Zur Treiber-Entwicklung wird nicht nur ein aktueller Kernel, sondern die kompletten Kernelquellen benötigt. Sind die Quellen noch nicht auf dem System installiert, lassen sie sich vom offiziellen Kernel-Server http://www.kernel.org runterladen. Die Konfiguration der Quellen, die Kompilierung und die Installation des fertigen Kernels sind im Anhang Kernel generieren und installieren beschrieben.

Die Kernelquellen befinden sich auf dem Linuxsystem unterhalb des Verzeichnisses /usr/src/. Hier wird für jede Kernelversion ein eigener Ordner angelegt. So finden sich die Kernelquellen zur Version 2.6.5 im Verzeichnis /usr/src/linux-2.6.5/. Zusätzlich existiert im Regelfall ein symbolischer Link unter dem Namen linux, der auf den gerade verwendeten Kernel zeigt.

Wir gehen im Folgenden davon aus, dass die Quellen des Kernels, für den die Treiber-Entwicklung stattfinden soll, über das Verzeichnis /usr/src/linux/ auffindbar sind.

Abbildung 2-9. Verzeichnisstruktur des Kernel-Quellcodes

Dass der Quellcode von Linux offen gelegt ist, hat für den Entwickler erhebliche Vorteile: Es stehen genügend Beispiele zur Verfügung, anhand derer sich die Schnittstellen und ihre Verwendung nachvollziehen lassen.

Zur schnelleren Orientierung zeigt Abbildung Verzeichnisstruktur des Kernel-Quellcodes die oberste Verzeichnisstruktur der Kernelquellen mit jeweils einer kurzen Erläuterung.

Für den Treiberentwickler sind die folgenden Verzeichnisse besonders wichtig:

drivers/. Sämtliche Gerätetreiber befinden sich unterhalb dieses Verzeichnisses. Zeichenorientierte Gerätetreiber befinden sich im Unterverzeichnis drivers/char/, blockorientierte im Unterverzeichnis drivers/block/. Die Anbindung an das Gerätemodell (siehe Kapitel Das neue Gerätemodell) befindet sich im Verzeichnis drivers/base/.

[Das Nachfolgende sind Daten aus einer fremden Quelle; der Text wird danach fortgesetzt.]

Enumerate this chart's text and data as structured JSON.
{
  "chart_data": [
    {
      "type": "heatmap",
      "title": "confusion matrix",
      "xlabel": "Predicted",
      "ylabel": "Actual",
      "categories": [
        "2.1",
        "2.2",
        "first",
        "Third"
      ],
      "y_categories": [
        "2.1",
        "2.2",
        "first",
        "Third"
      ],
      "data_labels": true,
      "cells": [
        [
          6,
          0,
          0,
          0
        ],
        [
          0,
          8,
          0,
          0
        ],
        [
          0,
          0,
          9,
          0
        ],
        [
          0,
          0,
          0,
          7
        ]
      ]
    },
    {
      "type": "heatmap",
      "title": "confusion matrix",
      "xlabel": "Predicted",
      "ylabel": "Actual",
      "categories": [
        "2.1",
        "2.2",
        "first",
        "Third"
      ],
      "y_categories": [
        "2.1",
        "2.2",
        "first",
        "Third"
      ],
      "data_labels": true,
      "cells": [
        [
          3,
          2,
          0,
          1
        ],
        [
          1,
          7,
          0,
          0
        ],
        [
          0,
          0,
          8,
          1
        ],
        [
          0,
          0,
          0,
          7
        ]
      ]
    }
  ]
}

Documentation/. Unterhalb dieses Verzeichnisses steht die Dokumentation zum Linux-Kernel, die von den Entwicklern selbst herausgegeben wird. Teile dieser Dokumentation sind leider veraltet. Des Weiteren finden sich hier Hilfsdateien, mit deren Hilfe sich die im Quellcode einkodierte Dokumentation zu wichtigen Systemfunktionen generieren lässt.

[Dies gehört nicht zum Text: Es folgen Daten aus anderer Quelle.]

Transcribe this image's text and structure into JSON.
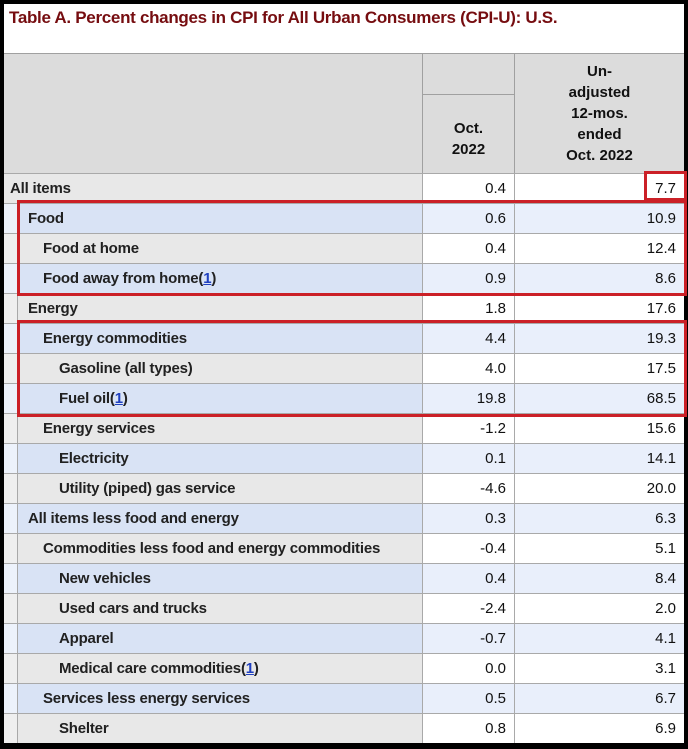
{
  "page": {
    "title": "Table A. Percent changes in CPI for All Urban Consumers (CPI-U): U.S."
  },
  "table": {
    "header": {
      "col_label": "",
      "col_oct": {
        "lines": [
          "Oct.",
          "2022"
        ]
      },
      "col_12mo": {
        "lines": [
          "Un-",
          "adjusted",
          "12-mos.",
          "ended",
          "Oct. 2022"
        ]
      }
    },
    "rows": [
      {
        "label": "All items",
        "level": 0,
        "oct": "0.4",
        "yr12": "7.7"
      },
      {
        "label": "Food",
        "level": 1,
        "oct": "0.6",
        "yr12": "10.9"
      },
      {
        "label": "Food at home",
        "level": 2,
        "oct": "0.4",
        "yr12": "12.4"
      },
      {
        "label": "Food away from home",
        "level": 2,
        "oct": "0.9",
        "yr12": "8.6",
        "footnote": {
          "open": "(",
          "num": "1",
          "close": ")"
        }
      },
      {
        "label": "Energy",
        "level": 1,
        "oct": "1.8",
        "yr12": "17.6"
      },
      {
        "label": "Energy commodities",
        "level": 2,
        "oct": "4.4",
        "yr12": "19.3"
      },
      {
        "label": "Gasoline (all types)",
        "level": 3,
        "oct": "4.0",
        "yr12": "17.5"
      },
      {
        "label": "Fuel oil",
        "level": 3,
        "oct": "19.8",
        "yr12": "68.5",
        "footnote": {
          "open": "(",
          "num": "1",
          "close": ")"
        }
      },
      {
        "label": "Energy services",
        "level": 2,
        "oct": "-1.2",
        "yr12": "15.6"
      },
      {
        "label": "Electricity",
        "level": 3,
        "oct": "0.1",
        "yr12": "14.1"
      },
      {
        "label": "Utility (piped) gas service",
        "level": 3,
        "oct": "-4.6",
        "yr12": "20.0"
      },
      {
        "label": "All items less food and energy",
        "level": 1,
        "oct": "0.3",
        "yr12": "6.3"
      },
      {
        "label": "Commodities less food and energy commodities",
        "level": 2,
        "oct": "-0.4",
        "yr12": "5.1"
      },
      {
        "label": "New vehicles",
        "level": 3,
        "oct": "0.4",
        "yr12": "8.4"
      },
      {
        "label": "Used cars and trucks",
        "level": 3,
        "oct": "-2.4",
        "yr12": "2.0"
      },
      {
        "label": "Apparel",
        "level": 3,
        "oct": "-0.7",
        "yr12": "4.1"
      },
      {
        "label": "Medical care commodities",
        "level": 3,
        "oct": "0.0",
        "yr12": "3.1",
        "footnote": {
          "open": "(",
          "num": "1",
          "close": ")"
        }
      },
      {
        "label": "Services less energy services",
        "level": 2,
        "oct": "0.5",
        "yr12": "6.7"
      },
      {
        "label": "Shelter",
        "level": 3,
        "oct": "0.8",
        "yr12": "6.9"
      }
    ]
  },
  "annotations": {
    "highlight_color": "#cb2027",
    "boxes": [
      {
        "target": "All items unadjusted 12-mo value 7.7"
      },
      {
        "target": "Food, Food at home, Food away from home rows"
      },
      {
        "target": "Energy commodities, Gasoline (all types), Fuel oil rows"
      }
    ]
  },
  "colors": {
    "title_maroon": "#760d10",
    "header_gray": "#dcdcdc",
    "row_gray": "#e8e8e8",
    "row_blue": "#d9e3f5",
    "data_blue": "#e9effb",
    "link_blue": "#2040c0",
    "border_gray": "#a9a9a9",
    "frame_black": "#000000"
  },
  "chart_data": {
    "type": "table",
    "title": "Table A. Percent changes in CPI for All Urban Consumers (CPI-U): U.S.",
    "columns": [
      "Oct. 2022",
      "Unadjusted 12-mos. ended Oct. 2022"
    ],
    "rows": [
      {
        "item": "All items",
        "oct_2022": 0.4,
        "unadjusted_12mo": 7.7
      },
      {
        "item": "Food",
        "oct_2022": 0.6,
        "unadjusted_12mo": 10.9
      },
      {
        "item": "Food at home",
        "oct_2022": 0.4,
        "unadjusted_12mo": 12.4
      },
      {
        "item": "Food away from home",
        "oct_2022": 0.9,
        "unadjusted_12mo": 8.6
      },
      {
        "item": "Energy",
        "oct_2022": 1.8,
        "unadjusted_12mo": 17.6
      },
      {
        "item": "Energy commodities",
        "oct_2022": 4.4,
        "unadjusted_12mo": 19.3
      },
      {
        "item": "Gasoline (all types)",
        "oct_2022": 4.0,
        "unadjusted_12mo": 17.5
      },
      {
        "item": "Fuel oil",
        "oct_2022": 19.8,
        "unadjusted_12mo": 68.5
      },
      {
        "item": "Energy services",
        "oct_2022": -1.2,
        "unadjusted_12mo": 15.6
      },
      {
        "item": "Electricity",
        "oct_2022": 0.1,
        "unadjusted_12mo": 14.1
      },
      {
        "item": "Utility (piped) gas service",
        "oct_2022": -4.6,
        "unadjusted_12mo": 20.0
      },
      {
        "item": "All items less food and energy",
        "oct_2022": 0.3,
        "unadjusted_12mo": 6.3
      },
      {
        "item": "Commodities less food and energy commodities",
        "oct_2022": -0.4,
        "unadjusted_12mo": 5.1
      },
      {
        "item": "New vehicles",
        "oct_2022": 0.4,
        "unadjusted_12mo": 8.4
      },
      {
        "item": "Used cars and trucks",
        "oct_2022": -2.4,
        "unadjusted_12mo": 2.0
      },
      {
        "item": "Apparel",
        "oct_2022": -0.7,
        "unadjusted_12mo": 4.1
      },
      {
        "item": "Medical care commodities",
        "oct_2022": 0.0,
        "unadjusted_12mo": 3.1
      },
      {
        "item": "Services less energy services",
        "oct_2022": 0.5,
        "unadjusted_12mo": 6.7
      },
      {
        "item": "Shelter",
        "oct_2022": 0.8,
        "unadjusted_12mo": 6.9
      }
    ]
  }
}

include/. Unterhalb dieses Verzeichnisses sind die Header-Dateien aufgelistet. Für den Entwickler sind zum einen die Standard-Header-Dateien unter include/linux/ und zum anderen die architekturspezifischen Header-Dateien unter include/asm-<platform> interessant. <platform> ist auf dem PC durch i386 (also include/asm-i386) zu ersetzen. Innerhalb des Buches referenzieren wir die Dateien unterhalb dieses Verzeichnisses über spitze Klammern. So finden Sie beispielsweise die Datei <linux/fs.h> an der Stelle /usr/src/linux-2.6.5/include/linux/fs.h.

kernel/. In diesem Verzeichnis geht es um das Prozessmanagement des Kernels.